A fine weekly is defined by how it informs in hard times, times of conflict and change within the college. In this crucial sense, your writer overlooked the transition from student government to community government in 1963–64.

Under the excellent and rigorously objective editorships of Myra Minkoff (Lader) ’65, Mark Loeb ’65, and, later, David Heifetz ’66, the Quest played a crucial role in making sure that students and faculty were informed of developments in the laborious process of producing an acceptable—if imperfect—constitution of community government.

I inherited a draft constitution of community government from the previous student administration. I felt strongly that it gave away too much of our traditional sovereignty. After intense discussion in council, I was invited to revise the existing draft (which had been negotiated and written in secret).
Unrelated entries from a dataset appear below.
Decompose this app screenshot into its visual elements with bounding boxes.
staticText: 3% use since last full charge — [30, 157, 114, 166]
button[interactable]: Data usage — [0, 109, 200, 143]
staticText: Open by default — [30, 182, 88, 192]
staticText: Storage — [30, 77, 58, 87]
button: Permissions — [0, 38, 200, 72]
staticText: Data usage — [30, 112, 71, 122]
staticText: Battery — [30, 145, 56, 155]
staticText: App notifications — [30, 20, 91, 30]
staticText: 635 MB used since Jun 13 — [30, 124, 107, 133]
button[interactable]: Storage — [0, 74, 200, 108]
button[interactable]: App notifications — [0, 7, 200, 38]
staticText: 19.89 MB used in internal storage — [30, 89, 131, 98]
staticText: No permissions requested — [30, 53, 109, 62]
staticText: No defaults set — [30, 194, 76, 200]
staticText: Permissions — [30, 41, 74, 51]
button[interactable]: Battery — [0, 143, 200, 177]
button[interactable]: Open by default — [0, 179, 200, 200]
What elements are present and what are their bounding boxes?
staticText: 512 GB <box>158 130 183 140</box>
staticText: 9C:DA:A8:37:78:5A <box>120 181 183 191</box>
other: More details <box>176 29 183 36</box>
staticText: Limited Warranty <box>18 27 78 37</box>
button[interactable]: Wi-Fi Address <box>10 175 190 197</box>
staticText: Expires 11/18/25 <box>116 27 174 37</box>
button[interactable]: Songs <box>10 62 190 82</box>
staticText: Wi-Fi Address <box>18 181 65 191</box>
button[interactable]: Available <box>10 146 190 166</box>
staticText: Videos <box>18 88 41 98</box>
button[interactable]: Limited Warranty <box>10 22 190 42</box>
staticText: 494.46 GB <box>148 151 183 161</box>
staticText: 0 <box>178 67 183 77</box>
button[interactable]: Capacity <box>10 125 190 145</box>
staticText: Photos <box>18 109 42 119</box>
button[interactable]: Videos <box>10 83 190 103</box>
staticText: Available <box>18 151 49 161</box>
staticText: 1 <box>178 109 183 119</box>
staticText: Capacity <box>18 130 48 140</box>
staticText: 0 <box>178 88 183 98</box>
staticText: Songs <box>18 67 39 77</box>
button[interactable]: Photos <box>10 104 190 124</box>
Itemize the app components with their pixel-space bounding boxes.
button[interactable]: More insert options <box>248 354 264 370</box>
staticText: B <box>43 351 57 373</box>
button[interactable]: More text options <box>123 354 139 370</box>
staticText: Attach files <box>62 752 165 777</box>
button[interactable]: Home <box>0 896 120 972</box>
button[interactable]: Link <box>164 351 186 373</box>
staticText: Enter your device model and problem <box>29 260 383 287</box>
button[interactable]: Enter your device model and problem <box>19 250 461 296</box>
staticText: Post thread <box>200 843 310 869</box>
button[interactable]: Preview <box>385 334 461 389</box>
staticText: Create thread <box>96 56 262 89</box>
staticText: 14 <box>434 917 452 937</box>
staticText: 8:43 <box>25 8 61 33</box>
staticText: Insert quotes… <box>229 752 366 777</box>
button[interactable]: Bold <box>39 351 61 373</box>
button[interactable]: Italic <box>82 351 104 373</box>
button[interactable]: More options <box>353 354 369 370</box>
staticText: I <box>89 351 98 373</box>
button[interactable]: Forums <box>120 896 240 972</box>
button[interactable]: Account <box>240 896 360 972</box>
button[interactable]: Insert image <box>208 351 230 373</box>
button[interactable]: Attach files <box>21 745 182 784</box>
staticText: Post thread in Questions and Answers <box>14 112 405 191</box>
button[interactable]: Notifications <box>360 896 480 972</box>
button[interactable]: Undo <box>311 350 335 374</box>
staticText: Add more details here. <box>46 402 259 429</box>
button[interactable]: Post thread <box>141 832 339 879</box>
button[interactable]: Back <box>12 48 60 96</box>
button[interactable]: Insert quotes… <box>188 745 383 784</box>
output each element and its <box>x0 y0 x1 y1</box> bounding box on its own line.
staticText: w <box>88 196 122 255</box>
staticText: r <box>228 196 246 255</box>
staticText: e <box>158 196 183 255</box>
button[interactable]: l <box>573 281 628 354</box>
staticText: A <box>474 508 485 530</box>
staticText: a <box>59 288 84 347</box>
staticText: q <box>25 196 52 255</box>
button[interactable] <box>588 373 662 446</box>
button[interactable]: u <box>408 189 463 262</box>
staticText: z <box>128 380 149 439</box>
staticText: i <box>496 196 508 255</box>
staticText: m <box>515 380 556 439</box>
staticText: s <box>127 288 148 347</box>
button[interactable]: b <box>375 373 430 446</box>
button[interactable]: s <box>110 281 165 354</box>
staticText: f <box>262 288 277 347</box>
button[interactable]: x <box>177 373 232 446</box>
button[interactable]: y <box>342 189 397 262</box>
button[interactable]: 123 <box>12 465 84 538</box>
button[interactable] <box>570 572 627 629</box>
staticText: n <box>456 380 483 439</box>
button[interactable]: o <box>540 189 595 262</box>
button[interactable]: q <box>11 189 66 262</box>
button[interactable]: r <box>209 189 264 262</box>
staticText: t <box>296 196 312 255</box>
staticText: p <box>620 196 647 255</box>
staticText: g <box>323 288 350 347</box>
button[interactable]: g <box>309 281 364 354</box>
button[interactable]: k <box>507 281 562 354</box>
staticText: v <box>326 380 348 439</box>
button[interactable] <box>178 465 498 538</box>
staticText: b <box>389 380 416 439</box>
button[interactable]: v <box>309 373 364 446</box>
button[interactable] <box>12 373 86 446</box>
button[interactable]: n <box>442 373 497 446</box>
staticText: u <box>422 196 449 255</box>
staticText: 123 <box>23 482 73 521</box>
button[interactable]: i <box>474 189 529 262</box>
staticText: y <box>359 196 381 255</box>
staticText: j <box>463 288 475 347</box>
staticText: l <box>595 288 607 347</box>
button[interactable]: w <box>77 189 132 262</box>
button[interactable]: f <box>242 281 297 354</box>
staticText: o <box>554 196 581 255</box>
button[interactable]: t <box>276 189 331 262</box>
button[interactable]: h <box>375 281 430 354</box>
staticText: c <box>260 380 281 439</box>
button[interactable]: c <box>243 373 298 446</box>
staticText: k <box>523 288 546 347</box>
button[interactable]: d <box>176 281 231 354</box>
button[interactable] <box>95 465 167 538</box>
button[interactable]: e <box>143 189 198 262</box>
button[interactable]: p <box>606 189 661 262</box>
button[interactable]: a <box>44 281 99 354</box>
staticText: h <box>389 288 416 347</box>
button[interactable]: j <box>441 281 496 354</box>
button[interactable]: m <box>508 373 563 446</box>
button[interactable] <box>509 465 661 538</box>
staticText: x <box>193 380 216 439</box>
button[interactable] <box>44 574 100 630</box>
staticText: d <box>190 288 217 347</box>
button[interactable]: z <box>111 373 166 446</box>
Certain changes were made, notably the maintenance of a student majority on disciplinary matters—previously our monopoly—and the inclusion of student minority membership for curriculum, faculty recruitment, and teaching evaluation.

After council’s unanimous approval of the new text, the Quest printed it in toto on its first page. Included was a little box in bold type, by me, advising the students not to approve it because, I argued, it would have to be negotiated—this time with Quest coverage—with then-President Richard Sullivan [1956–67] and the faculty before taking effect and that, even if approved by all parties, it was unwise to disarm while the transition was not complete.

The students agreed and community government remained a dead letter until a later crisis, one in which the Quest played a leading role: the “Reed U” upheaval. Then, advised by the faculty members I trusted and admired, I asked the Quest again to call all the students together in the gym. With the argument that the college’s only shield against President Sullivan’s plans (again, secret) to turn it into a satellite university would have to be an alliance via community government with the faculty, it was unanimously adopted. Many students posed one condition, which I was anxious to avoid: if I would lead the student delegation in the community and serve one term as student body president, they would feel that their interests were safe.

And with the Quest’s support and gritty resistance to President Sullivan, it was to be. We met with trustees around the country and sent a carefully worded letter to all alumni opposing the Sullivan plan. And we won!

The Quest, also reaching trustees and many alumni, fought the good fight week after week. 

As a historian, I feel strongly that on its centennial an institution needs full praise.